Veerle Van den Eynden – Preparing qualitative data for sharing
Veerle Van den Eynden of the UK Data Service offered practical suggestions on the steps that researchers could take to prepare qualitative data – transcripts, coded databases, still images and other material – for sharing. Careful planning at the start of the project was essential, to ensure research participants were made aware of data preservation and sharing obligations and were able to provide their consent. This should be followed by activities to remove identifiable information and document contextual information and key decisions.
Brian Hole – Data Journals and Data Papers
Brian Hole of Ubiquity Press explored the role of publishers in improving access to research. He introduced Data Journals and Data Papers as a new dissemination form – entities that were unfamiliar to many audience members, but which attracted considerable interest.

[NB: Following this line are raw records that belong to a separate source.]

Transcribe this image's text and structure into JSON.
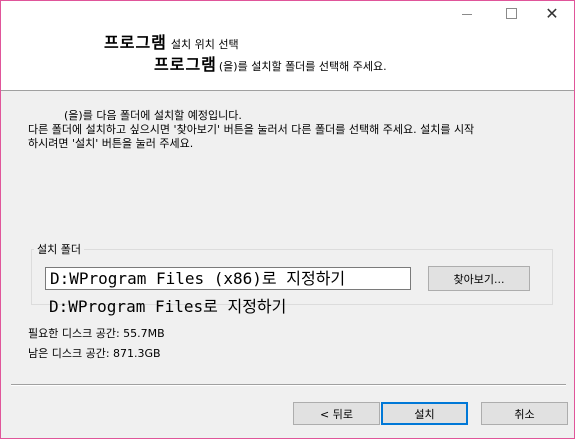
{
  "header": {
    "program_name": "프로그램",
    "title": "설치 위치 선택",
    "subtitle": "(을)를 설치할 폴더를 선택해 주세요."
  },
  "window_controls": {
    "minimize": "minimize-icon",
    "maximize": "maximize-icon",
    "close": "close-icon"
  },
  "intro": {
    "line1": "(을)를 다음 폴더에 설치할 예정입니다.",
    "line2": "다른 폴더에 설치하고 싶으시면 '찾아보기' 버튼을 눌러서 다른 폴더를 선택해 주세요. 설치를 시작",
    "line3": "하시려면 '설치' 버튼을 눌러 주세요."
  },
  "install_folder": {
    "label": "설치 폴더",
    "value": "D:WProgram Files (x86)로 지정하기",
    "browse_label": "찾아보기...",
    "overlay_text": "D:WProgram Files로 지정하기"
  },
  "space": {
    "required": "필요한 디스크 공간: 55.7MB",
    "remaining": "남은 디스크 공간: 871.3GB"
  },
  "buttons": {
    "back": "< 뒤로",
    "install": "설치",
    "cancel": "취소"
  }
}
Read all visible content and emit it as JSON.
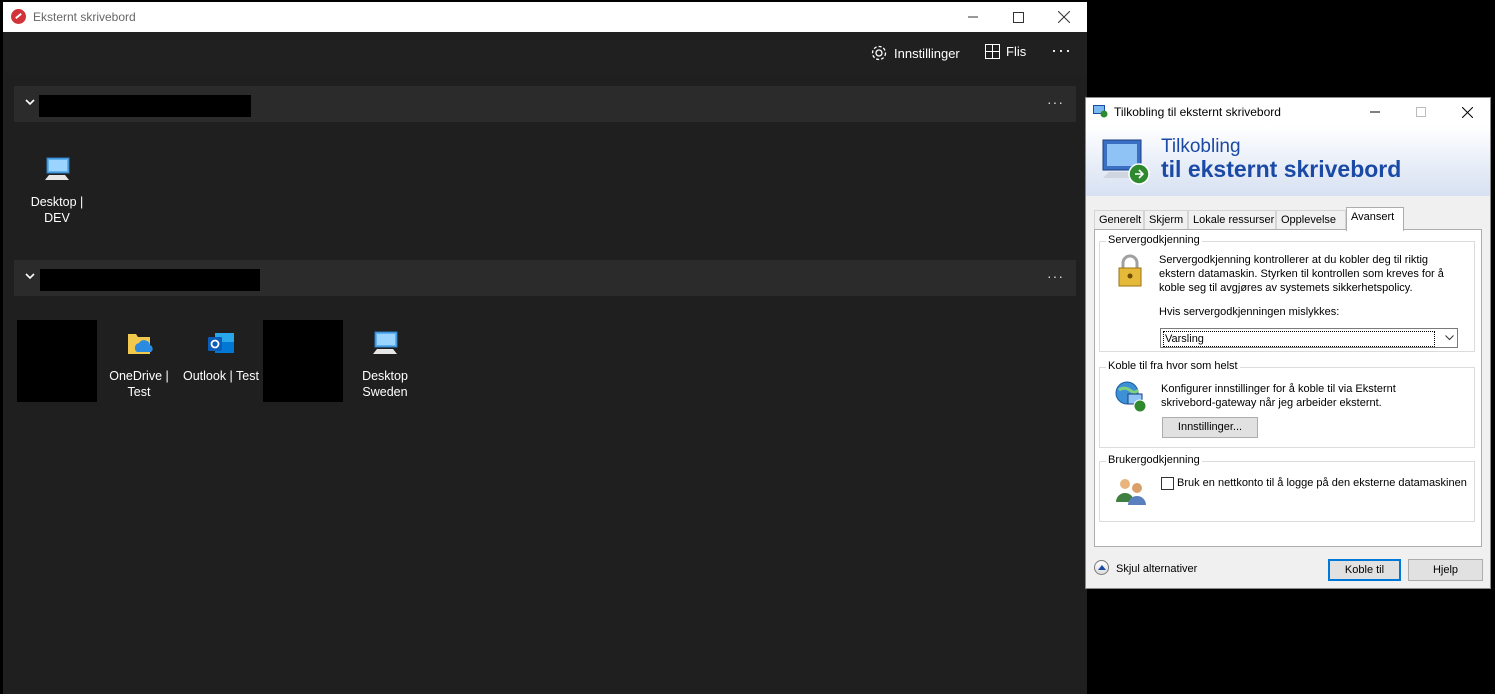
{
  "main_window": {
    "title": "Eksternt skrivebord",
    "toolbar": {
      "settings_label": "Innstillinger",
      "tiles_label": "Flis",
      "more_label": "···"
    },
    "groups": [
      {
        "more_label": "···",
        "tiles": [
          {
            "label": "Desktop | DEV",
            "icon": "desktop-icon"
          }
        ]
      },
      {
        "more_label": "···",
        "tiles": [
          {
            "label": "OneDrive | Test",
            "icon": "onedrive-icon"
          },
          {
            "label": "Outlook | Test",
            "icon": "outlook-icon"
          },
          {
            "label": "Desktop Sweden",
            "icon": "desktop-icon"
          }
        ]
      }
    ]
  },
  "dialog": {
    "title": "Tilkobling til eksternt skrivebord",
    "banner_line1": "Tilkobling",
    "banner_line2": "til eksternt skrivebord",
    "tabs": [
      "Generelt",
      "Skjerm",
      "Lokale ressurser",
      "Opplevelse",
      "Avansert"
    ],
    "active_tab": "Avansert",
    "server_auth": {
      "legend": "Servergodkjenning",
      "description": "Servergodkjenning kontrollerer at du kobler deg til riktig ekstern datamaskin. Styrken til kontrollen som kreves for å koble seg til avgjøres av systemets sikkerhetspolicy.",
      "dropdown_label": "Hvis servergodkjenningen mislykkes:",
      "dropdown_value": "Varsling"
    },
    "connect_anywhere": {
      "legend": "Koble til fra hvor som helst",
      "description": "Konfigurer innstillinger for å koble til via Eksternt skrivebord-gateway når jeg arbeider eksternt.",
      "settings_button": "Innstillinger..."
    },
    "user_auth": {
      "legend": "Brukergodkjenning",
      "checkbox_label": "Bruk en nettkonto til å logge på den eksterne datamaskinen",
      "checked": false
    },
    "footer": {
      "hide_options": "Skjul alternativer",
      "connect_button": "Koble til",
      "help_button": "Hjelp"
    }
  }
}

A data paper is a short document describing a dataset that enables it to be easily discovered, understood and cited by end users. Ubiquity Press have expanded rapidly in this field, launching a number of data journals relevant to health researchers, including Open Health Data and the Open Journal of Bioresources.
Gareth Knight – Data sharing resources for LSHTM researchers
Gareth Knight of LSHTM’s Research Data Management Service closed the workshop with an overview of the resources available within the institution to help researchers wishing to make their data available. He drew the audience’s attention to the Research Data Management website, training modules for staff and students, and advisory service. The session concluded with a demonstration of a prototype version of LSHTM’s research data repository, which is to be launched in early 2015.